Lorsque je me le depein par rapport à ses manieres, je le
trouve modeste sans timidité, sincere sans
impertinence, affable sans adulation, obbligeant
<sic>, & complaisant sans bassesse, vif sans
étourderie, & enjoüé sans indiscrétion. Ce sont là des
qualitez qu’il n’est pas fort aizé de se rendre propres ;
& ceux, qui excellent dans cet art de plaire noblement,
font un fort petit nombre : peut être même, que le Caractere
d’un galant-homme est le plus rare de tous ceux qui
s’attirent notre admiration. Non seulement la Nature doit
avoir formé exprès le cœur & l’Esprit d’un homme si
aimable ; mais, il faut encore que ces talens, & ces
sentimens ayent été formez & finis, pour ainsi dire, par
l’Education la mieux ménagée, & la plus étendue. Avant
que d’être en état de briller dans le monde, il doit être
instruit dans les principes de la Religion, avoir une idée
juste de toutes les Vertus morales, & s’être fait une
bonne provision de ce qu’on appelle Erudition polie. Il faut
qu’il n’ignore pas ce qui se passe dans les Cours & dans
les armées : il doit voyager, pour s’ouvrir l’esprit, pour
en étendre les vues, pour connoitre la politique, & les
interêts des differens états, pour polir ses
manieres, & pour se débarasser des préventions
Nationales, dont tous les peuples ont leur bonne portion. A
ces qualitez essentielles il doit joindre toutes les
qualitez agréables, comme sont la connoissances <sic>
des langues, & les exercices du corps, qui sont le plus
en vogue : il ne faut pas même qu’il croye au dessous de lui
l’art de se mettre bien.
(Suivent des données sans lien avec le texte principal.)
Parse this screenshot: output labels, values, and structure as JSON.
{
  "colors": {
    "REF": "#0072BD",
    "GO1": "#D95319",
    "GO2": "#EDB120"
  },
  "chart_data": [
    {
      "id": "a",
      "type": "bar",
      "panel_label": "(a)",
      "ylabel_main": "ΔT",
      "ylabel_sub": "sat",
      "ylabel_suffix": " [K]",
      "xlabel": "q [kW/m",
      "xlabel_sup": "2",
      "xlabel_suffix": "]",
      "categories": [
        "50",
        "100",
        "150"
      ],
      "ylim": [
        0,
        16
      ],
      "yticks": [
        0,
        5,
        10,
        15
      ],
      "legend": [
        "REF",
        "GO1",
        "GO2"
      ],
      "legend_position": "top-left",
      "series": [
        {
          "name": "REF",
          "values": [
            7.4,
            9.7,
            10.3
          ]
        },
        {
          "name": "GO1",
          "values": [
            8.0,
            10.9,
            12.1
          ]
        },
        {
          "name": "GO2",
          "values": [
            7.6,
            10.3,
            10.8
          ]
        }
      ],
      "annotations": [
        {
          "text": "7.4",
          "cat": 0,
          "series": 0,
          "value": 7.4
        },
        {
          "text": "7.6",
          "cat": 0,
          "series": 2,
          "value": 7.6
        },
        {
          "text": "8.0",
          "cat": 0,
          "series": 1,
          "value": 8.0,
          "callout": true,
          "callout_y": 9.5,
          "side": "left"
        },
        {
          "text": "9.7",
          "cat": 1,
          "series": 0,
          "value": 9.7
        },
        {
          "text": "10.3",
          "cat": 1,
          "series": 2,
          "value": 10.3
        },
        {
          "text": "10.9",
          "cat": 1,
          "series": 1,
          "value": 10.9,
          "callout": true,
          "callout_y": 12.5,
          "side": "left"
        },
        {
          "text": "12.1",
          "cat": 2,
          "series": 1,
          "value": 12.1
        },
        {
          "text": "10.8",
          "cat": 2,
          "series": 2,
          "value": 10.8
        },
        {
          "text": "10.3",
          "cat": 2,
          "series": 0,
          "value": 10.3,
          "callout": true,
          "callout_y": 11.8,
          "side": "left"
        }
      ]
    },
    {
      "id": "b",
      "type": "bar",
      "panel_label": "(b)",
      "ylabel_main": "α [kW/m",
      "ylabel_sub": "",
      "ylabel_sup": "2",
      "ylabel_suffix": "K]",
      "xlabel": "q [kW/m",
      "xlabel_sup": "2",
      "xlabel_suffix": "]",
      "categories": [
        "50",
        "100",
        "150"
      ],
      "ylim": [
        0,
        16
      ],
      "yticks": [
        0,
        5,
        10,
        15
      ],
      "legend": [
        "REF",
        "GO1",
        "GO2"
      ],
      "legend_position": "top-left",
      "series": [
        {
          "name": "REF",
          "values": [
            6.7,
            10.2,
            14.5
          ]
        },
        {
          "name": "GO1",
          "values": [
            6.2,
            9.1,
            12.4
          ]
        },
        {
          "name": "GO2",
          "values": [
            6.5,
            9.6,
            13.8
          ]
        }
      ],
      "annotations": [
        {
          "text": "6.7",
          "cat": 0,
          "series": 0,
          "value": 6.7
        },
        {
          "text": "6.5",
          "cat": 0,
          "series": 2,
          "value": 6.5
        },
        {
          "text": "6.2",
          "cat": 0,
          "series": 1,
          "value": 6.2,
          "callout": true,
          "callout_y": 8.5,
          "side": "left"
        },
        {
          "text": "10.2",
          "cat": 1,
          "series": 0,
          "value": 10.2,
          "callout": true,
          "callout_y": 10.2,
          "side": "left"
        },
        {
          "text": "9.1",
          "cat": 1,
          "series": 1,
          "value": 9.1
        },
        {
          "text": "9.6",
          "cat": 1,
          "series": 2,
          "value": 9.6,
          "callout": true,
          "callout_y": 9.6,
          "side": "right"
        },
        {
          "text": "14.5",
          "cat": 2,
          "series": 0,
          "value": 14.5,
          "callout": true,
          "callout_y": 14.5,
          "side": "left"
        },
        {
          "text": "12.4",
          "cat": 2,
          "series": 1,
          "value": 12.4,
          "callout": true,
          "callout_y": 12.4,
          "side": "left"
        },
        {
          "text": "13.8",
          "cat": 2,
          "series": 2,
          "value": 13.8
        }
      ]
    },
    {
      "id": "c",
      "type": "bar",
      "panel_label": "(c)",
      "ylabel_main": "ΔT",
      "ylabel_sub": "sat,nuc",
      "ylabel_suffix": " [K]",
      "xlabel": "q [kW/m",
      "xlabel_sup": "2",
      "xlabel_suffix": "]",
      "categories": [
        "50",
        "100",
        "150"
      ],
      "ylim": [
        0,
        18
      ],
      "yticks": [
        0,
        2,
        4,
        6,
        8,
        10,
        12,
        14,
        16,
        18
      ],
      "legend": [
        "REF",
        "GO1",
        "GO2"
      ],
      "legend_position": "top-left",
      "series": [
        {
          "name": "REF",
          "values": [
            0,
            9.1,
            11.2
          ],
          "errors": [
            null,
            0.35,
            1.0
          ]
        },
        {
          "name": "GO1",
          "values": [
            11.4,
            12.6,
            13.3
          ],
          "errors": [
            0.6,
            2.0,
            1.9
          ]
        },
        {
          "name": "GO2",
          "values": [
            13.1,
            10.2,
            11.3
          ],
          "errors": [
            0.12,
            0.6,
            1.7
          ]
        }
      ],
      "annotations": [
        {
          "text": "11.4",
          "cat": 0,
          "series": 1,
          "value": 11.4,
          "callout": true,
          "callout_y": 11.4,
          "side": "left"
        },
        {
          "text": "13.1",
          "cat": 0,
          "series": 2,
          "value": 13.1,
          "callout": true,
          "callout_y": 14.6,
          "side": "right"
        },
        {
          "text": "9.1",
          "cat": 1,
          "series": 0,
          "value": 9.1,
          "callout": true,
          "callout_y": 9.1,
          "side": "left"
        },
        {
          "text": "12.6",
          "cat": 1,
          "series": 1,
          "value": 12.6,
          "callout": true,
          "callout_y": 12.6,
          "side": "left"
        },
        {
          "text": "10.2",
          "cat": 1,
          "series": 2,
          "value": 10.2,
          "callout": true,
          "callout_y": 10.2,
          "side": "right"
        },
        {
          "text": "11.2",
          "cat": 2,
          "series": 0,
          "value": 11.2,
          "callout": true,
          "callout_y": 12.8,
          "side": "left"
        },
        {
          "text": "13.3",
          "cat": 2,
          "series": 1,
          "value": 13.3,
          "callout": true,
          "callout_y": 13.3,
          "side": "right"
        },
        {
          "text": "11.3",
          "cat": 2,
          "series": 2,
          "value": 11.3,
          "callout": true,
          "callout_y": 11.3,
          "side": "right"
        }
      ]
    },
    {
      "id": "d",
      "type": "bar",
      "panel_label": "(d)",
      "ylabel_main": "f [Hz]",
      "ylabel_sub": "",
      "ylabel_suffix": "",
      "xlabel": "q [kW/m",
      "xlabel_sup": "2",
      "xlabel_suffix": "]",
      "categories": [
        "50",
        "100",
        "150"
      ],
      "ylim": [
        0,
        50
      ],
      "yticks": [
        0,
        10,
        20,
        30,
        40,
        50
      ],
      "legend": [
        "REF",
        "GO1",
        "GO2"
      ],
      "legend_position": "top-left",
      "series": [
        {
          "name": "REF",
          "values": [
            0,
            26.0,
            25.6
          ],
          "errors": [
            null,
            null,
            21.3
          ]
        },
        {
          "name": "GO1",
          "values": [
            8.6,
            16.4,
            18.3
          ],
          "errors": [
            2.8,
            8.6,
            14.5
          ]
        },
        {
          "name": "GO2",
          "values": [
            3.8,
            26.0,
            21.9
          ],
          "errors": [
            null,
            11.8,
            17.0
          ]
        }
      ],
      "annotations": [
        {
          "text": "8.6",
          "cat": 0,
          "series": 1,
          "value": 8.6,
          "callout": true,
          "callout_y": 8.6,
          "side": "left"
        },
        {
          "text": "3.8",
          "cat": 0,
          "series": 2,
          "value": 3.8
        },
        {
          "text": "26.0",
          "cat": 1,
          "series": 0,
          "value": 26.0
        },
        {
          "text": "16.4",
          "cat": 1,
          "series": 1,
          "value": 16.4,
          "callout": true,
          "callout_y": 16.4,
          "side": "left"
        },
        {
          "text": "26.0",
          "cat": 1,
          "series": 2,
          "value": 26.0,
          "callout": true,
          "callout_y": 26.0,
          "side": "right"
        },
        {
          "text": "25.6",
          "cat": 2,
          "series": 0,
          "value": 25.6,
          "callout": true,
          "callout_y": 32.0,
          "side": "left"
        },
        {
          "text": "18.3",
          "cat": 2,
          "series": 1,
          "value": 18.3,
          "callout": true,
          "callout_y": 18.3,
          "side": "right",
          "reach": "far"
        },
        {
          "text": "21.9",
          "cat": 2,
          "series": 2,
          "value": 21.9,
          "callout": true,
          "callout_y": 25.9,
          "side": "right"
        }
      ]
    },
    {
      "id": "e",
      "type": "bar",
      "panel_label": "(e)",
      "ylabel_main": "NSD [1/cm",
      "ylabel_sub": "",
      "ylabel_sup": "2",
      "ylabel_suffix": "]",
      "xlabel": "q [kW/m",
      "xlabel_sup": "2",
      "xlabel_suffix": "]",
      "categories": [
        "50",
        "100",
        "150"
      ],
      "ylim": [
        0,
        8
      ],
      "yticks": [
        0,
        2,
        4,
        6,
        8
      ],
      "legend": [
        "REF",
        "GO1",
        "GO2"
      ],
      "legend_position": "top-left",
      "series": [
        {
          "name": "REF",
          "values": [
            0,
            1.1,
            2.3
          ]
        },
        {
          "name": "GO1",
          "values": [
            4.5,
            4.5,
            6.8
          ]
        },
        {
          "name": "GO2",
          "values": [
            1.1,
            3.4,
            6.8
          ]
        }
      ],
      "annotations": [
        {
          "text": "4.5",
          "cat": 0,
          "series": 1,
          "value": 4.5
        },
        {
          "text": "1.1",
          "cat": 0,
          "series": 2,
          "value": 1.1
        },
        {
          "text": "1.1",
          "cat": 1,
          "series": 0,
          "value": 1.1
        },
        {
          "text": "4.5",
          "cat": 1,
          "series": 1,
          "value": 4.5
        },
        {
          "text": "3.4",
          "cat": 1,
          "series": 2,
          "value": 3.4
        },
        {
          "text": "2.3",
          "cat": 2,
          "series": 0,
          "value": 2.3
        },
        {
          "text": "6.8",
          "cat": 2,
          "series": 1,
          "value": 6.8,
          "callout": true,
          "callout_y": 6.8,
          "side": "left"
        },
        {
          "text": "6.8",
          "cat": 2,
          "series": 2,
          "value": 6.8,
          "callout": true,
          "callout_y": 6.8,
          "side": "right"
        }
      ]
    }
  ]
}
Ce n’est pas une chose
extraordinaire dans le monde, que de trouver un homme de
probité, un homme d’honneur, un brave-homme, un homme
d’esprit, un homme de Lettres ; mais, rien n’est plus rare
qu’un véritable Galant-homme. C’est proprement un composé de
tout le mérite, & de tout l’agrément, qui sont répandus,
par petites doses, dans tout le genre-humain. Un excellent
Poete anime & assaisonne toutes les parties de son
savoir, par le force de son genie : le brillant, & la
vivacité de son imagination place dans le jour le plus
avantageux, tout ce que lui fournit la Lecture, & sa
raison. Il en est de même d’un Galant-homme : La politesse
& l’agrément de ses manieres relevent & embellissent
ses vertus & ses perfections. Tout ce qu’il fait, tout
ce qu’il dit, est accompagné d’un charme
irrésistible, qui lui attire l’admiration, l’estime, &
la tendresse de tous ceux, qui en sont les témoins.